JackDingler 7-Dec-11 10:18am    
Processors read and write memory in discrete units. A 32 bit processor typically reads and writes in 32 bit chunks. when variables are aligned at 32 bit boundaries, then the processor doesn't need to move the bits around to find the data. It's already aligned to the boundary.

But say your data is two bytes from the boundary and consists of four bytes. The process has to read four bytes to get the first half of the data, then four more bytes to get the second half of the data. Then it has to merge the two together, to reconstruct the original four bytes. If that four bytes were already aligned on the boundary, all of this extra work would not have to be done.
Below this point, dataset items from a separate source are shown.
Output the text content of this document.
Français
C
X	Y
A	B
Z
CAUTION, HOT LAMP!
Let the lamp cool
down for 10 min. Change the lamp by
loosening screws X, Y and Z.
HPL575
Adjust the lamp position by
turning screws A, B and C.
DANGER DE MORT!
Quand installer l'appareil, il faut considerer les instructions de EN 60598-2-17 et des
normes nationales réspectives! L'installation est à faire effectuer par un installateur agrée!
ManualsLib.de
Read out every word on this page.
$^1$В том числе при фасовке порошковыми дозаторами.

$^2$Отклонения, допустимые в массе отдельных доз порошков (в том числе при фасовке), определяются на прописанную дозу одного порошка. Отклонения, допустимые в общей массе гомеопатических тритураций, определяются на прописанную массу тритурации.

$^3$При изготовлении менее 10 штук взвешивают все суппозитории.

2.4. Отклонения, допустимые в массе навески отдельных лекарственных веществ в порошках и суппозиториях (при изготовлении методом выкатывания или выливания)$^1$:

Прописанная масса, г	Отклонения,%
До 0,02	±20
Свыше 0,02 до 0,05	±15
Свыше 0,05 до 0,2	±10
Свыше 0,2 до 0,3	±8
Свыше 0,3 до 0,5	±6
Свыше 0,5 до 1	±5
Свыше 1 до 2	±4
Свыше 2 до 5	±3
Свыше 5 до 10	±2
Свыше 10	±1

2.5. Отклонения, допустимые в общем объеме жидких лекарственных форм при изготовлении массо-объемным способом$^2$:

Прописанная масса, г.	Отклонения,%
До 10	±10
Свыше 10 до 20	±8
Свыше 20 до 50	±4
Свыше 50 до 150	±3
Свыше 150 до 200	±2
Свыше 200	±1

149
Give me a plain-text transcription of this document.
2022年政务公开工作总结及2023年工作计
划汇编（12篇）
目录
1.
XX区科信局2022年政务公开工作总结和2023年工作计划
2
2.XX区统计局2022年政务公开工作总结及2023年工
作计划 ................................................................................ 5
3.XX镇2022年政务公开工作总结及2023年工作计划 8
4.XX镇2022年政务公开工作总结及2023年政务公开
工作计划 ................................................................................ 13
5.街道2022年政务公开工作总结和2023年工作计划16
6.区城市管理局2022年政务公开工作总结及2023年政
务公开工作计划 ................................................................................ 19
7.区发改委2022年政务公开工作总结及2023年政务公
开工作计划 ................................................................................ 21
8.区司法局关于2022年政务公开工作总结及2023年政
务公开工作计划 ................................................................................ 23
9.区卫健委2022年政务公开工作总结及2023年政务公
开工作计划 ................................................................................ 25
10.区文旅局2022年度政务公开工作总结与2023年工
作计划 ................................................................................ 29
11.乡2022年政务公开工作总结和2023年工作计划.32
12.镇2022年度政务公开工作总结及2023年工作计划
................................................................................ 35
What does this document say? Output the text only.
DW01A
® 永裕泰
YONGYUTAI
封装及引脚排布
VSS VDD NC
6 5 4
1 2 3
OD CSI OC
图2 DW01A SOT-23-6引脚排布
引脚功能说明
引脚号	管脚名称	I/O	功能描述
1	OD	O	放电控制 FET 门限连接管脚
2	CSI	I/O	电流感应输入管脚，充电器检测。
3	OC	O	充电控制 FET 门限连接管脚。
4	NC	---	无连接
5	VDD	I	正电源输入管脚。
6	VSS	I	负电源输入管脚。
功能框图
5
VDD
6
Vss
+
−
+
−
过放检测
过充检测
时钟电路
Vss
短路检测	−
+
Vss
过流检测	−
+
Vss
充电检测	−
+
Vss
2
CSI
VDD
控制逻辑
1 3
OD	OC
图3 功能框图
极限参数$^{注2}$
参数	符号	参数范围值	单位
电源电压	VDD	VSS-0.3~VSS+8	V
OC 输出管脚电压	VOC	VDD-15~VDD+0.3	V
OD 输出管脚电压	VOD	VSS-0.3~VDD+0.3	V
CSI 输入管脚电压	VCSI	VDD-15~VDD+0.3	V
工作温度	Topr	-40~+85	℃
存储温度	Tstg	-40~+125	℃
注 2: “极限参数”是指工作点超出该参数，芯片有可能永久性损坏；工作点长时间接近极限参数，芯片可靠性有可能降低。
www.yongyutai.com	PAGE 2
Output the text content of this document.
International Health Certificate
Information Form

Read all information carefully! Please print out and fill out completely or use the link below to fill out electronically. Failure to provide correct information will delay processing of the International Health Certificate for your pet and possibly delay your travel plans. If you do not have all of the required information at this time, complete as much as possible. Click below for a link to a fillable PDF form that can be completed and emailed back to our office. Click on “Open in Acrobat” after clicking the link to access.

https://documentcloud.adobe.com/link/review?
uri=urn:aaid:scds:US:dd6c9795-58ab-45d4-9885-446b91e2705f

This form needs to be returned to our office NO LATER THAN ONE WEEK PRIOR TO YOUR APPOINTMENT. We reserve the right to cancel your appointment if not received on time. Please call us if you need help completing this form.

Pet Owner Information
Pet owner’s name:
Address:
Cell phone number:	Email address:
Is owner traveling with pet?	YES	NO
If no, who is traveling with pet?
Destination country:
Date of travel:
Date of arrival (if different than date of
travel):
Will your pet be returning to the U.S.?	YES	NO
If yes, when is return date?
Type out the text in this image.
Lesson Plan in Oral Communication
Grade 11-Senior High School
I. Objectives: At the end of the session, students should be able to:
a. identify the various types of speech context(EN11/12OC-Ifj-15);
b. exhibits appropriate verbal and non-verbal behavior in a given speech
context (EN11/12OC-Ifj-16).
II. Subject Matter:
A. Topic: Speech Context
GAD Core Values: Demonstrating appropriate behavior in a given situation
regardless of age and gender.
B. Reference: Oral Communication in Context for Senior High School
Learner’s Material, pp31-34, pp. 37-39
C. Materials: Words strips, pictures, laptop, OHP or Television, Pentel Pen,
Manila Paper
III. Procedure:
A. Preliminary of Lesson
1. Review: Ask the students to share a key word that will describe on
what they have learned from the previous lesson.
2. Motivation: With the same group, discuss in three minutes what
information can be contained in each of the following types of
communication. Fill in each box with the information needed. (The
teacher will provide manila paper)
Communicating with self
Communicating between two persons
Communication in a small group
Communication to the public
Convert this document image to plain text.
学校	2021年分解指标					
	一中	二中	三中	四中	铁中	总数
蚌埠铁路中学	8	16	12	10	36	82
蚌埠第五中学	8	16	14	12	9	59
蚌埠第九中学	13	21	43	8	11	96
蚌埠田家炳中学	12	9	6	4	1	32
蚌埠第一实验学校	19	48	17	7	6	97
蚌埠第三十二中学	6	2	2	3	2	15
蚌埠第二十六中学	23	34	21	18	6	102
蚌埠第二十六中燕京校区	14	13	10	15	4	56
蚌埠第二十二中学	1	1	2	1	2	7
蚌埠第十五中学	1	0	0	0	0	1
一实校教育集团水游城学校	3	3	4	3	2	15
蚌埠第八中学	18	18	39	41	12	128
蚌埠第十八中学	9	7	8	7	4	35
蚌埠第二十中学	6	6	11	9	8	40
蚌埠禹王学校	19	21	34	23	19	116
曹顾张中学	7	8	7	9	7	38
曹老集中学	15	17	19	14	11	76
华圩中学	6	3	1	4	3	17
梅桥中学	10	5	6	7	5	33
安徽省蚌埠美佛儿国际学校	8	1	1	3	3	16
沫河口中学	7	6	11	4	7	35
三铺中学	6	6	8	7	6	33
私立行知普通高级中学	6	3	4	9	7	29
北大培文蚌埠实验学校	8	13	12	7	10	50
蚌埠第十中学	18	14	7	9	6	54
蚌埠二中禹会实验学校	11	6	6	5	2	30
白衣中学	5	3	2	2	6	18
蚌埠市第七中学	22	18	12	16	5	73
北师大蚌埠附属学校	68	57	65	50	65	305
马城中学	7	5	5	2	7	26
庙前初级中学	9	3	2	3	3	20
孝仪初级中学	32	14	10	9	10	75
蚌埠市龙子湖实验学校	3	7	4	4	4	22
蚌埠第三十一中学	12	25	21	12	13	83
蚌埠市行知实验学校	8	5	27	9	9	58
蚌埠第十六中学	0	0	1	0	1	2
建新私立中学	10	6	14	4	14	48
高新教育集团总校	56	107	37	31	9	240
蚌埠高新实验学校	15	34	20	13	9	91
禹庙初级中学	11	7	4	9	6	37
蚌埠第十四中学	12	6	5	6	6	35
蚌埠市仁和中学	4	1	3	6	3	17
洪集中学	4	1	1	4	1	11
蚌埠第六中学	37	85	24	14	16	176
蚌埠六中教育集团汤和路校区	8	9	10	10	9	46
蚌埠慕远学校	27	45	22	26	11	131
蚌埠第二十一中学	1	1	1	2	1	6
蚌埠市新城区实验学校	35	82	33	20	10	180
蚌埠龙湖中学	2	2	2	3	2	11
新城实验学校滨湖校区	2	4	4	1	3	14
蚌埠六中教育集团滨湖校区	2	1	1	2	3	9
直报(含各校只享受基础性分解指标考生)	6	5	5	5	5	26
This is why by default, the compiler aligns every data member on the 32bit or 64bit boundary. It makes your code run more efficiently.

Albert points out that there are legitimate reasons for changing the packing alignment. This is typically needed when storing and reading data from files and streams. This allows you to decide exactly where every byte gets put. It can be more efficient in memory in memory usage but you pay a penalty in processor time and energy consumption.
Member 8241963 8-Dec-11 1:55am    
Thank you, that's what I want.
Stefan_Lang 9-Dec-11 4:31am    
You keep responding to yourself. If you wanted to respond to JackDinglers comment, you should use the 'Reply' link on the top right of that comment.